Thursday, November 12, 2015

Notations On Our World: An #Outsider Newsflash as Fortune Names its' Businessperson of the Year

Our team just received word this morning that Fortune has named its' Businessperson of the Year--and it is the CEO of Nike.    The Fortune's Alan Murray shared his thoughts on his CEO Daily newsletter which we are pleased to share here and extend our congratulations and best wishes to him.

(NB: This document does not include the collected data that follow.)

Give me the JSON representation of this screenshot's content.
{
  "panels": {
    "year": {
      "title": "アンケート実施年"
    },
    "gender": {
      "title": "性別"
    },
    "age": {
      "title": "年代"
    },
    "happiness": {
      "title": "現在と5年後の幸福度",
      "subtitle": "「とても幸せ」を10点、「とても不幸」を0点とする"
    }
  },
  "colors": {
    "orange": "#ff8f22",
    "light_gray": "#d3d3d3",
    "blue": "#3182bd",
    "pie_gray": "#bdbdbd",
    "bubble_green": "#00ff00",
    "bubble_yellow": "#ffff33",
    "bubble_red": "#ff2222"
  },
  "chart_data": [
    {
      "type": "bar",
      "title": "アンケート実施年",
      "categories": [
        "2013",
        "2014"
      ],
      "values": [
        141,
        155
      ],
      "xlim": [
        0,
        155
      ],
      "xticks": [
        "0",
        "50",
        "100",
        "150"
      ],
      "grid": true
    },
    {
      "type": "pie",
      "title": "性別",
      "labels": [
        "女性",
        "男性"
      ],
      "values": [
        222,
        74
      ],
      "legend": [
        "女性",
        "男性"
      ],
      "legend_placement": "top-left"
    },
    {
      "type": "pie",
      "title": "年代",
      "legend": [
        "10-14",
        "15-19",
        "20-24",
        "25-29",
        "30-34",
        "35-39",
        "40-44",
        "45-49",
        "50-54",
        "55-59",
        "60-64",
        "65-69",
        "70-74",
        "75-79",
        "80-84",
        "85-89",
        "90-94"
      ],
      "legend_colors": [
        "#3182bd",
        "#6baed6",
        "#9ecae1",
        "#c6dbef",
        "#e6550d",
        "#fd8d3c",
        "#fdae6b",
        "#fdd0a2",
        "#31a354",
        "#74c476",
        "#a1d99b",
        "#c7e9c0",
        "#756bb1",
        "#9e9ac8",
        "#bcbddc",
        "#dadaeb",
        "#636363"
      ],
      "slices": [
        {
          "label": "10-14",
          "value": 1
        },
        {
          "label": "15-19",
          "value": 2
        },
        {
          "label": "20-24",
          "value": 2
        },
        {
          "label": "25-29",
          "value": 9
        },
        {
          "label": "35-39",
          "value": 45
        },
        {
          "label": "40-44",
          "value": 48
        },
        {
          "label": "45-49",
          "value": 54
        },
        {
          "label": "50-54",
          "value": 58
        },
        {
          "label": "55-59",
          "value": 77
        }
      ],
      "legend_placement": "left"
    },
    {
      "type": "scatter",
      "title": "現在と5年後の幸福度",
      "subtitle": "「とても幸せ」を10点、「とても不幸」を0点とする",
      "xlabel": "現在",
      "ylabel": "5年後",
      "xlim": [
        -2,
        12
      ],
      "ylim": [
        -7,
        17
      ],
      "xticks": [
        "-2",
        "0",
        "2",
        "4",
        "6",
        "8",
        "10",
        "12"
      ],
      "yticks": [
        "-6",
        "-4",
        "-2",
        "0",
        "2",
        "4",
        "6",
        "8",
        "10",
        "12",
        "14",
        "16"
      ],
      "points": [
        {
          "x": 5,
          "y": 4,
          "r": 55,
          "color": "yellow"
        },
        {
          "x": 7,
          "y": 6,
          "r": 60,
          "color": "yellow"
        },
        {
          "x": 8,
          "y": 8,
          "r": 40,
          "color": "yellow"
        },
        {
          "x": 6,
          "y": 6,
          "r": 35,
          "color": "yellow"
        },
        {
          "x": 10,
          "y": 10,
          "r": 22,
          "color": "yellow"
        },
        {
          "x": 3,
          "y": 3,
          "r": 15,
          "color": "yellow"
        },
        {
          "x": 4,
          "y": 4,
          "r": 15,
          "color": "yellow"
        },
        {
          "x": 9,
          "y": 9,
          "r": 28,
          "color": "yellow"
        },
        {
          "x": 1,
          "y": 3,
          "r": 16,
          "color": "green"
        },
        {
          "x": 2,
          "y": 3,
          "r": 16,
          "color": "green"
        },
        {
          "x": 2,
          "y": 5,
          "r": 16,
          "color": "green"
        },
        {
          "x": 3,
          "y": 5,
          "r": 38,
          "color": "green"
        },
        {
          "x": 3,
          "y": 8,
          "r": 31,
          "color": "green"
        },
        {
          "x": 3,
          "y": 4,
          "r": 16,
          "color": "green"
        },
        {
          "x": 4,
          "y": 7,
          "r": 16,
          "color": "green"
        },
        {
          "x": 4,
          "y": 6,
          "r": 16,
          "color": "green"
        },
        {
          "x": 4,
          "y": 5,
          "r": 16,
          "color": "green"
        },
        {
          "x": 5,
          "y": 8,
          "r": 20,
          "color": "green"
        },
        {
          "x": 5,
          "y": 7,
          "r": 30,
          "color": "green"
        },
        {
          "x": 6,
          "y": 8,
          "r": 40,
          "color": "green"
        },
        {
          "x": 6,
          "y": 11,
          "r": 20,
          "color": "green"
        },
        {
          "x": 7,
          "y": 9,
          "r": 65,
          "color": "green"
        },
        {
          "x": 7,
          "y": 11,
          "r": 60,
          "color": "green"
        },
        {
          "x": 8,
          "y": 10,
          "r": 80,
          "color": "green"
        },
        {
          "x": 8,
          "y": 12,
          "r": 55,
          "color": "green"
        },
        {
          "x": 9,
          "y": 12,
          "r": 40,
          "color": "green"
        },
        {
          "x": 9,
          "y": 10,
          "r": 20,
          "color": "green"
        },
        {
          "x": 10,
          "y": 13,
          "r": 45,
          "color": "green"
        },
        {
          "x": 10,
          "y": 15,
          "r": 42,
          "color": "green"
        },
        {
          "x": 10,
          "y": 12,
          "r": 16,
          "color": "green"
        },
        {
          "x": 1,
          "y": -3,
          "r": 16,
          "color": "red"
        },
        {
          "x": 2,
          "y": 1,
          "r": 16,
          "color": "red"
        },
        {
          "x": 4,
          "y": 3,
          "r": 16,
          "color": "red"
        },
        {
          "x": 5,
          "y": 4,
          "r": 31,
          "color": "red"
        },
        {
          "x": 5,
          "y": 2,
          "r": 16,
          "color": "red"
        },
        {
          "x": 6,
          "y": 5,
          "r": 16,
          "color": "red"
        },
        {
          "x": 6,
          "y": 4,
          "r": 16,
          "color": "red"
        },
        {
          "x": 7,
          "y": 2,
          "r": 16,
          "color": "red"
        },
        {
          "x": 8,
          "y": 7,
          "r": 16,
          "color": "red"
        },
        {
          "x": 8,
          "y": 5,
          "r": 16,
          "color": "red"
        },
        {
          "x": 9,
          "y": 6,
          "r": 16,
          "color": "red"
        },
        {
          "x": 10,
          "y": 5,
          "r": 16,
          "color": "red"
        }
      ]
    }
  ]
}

As we went to press, the rapid changes though in the Virtual World continue as Angie's List just got a $ 512 Million Dollar Offer from Barry Diller IAC.    Angie's List has been losing market share and as we went to press, was trading at near 52-Week Highs.     Our team is always interested in assessing what our brethren in the Virtual Space are contending it and we will continue to pursue this

We leave you with this from Alan Murray on the leadership primer to be embraced by all--an example of What Jim Collins called Level 5 Leadership:

November 12, 2015
CEO Daily readers did their best to identify Fortune's Businessperson of the Yearthis week, guessing Tim Cook (no. 4 on our list), Travis Kalanick (no. 8) and Elon Musk (Didn't make the top 20. Sorry, Elon.)

No one got it right. The introverted Mark Parker, CEO of Nike, has flown under the radar since taking over the shoe company in 2006. But his name jumped right to the top when we did our annual screening exercise, looking at 10 financial metrics - including 12-month and 36-month increases in profit and revenue, and total shareholder returns - as well as more qualitative measures such as business impact. In his time as CEO, Parker has doubled revenues, doubled profits, and grown his stock price six fold. "It's about time the media discovered Mark," says Phil Knight, the legendary co-founder of the sneaker company. "It's like, where have you been?" Our apologies, Phil.

Nike is emblematic of another important trend. Making shoes may be the second oldest business on earth, but Nike is doing it with cutting edge of technology, remaking its relationships with customers and suppliers in the process. It recently forged a relationship with Silicon Valley contract manufacturer Flex (formerly Flextronics) to bring high-tech manufacturing techniques to its suppliers in Asia. It is also exploring the use of 3-D printing to make custom shoes. Like every good business, Nike today is a technology business.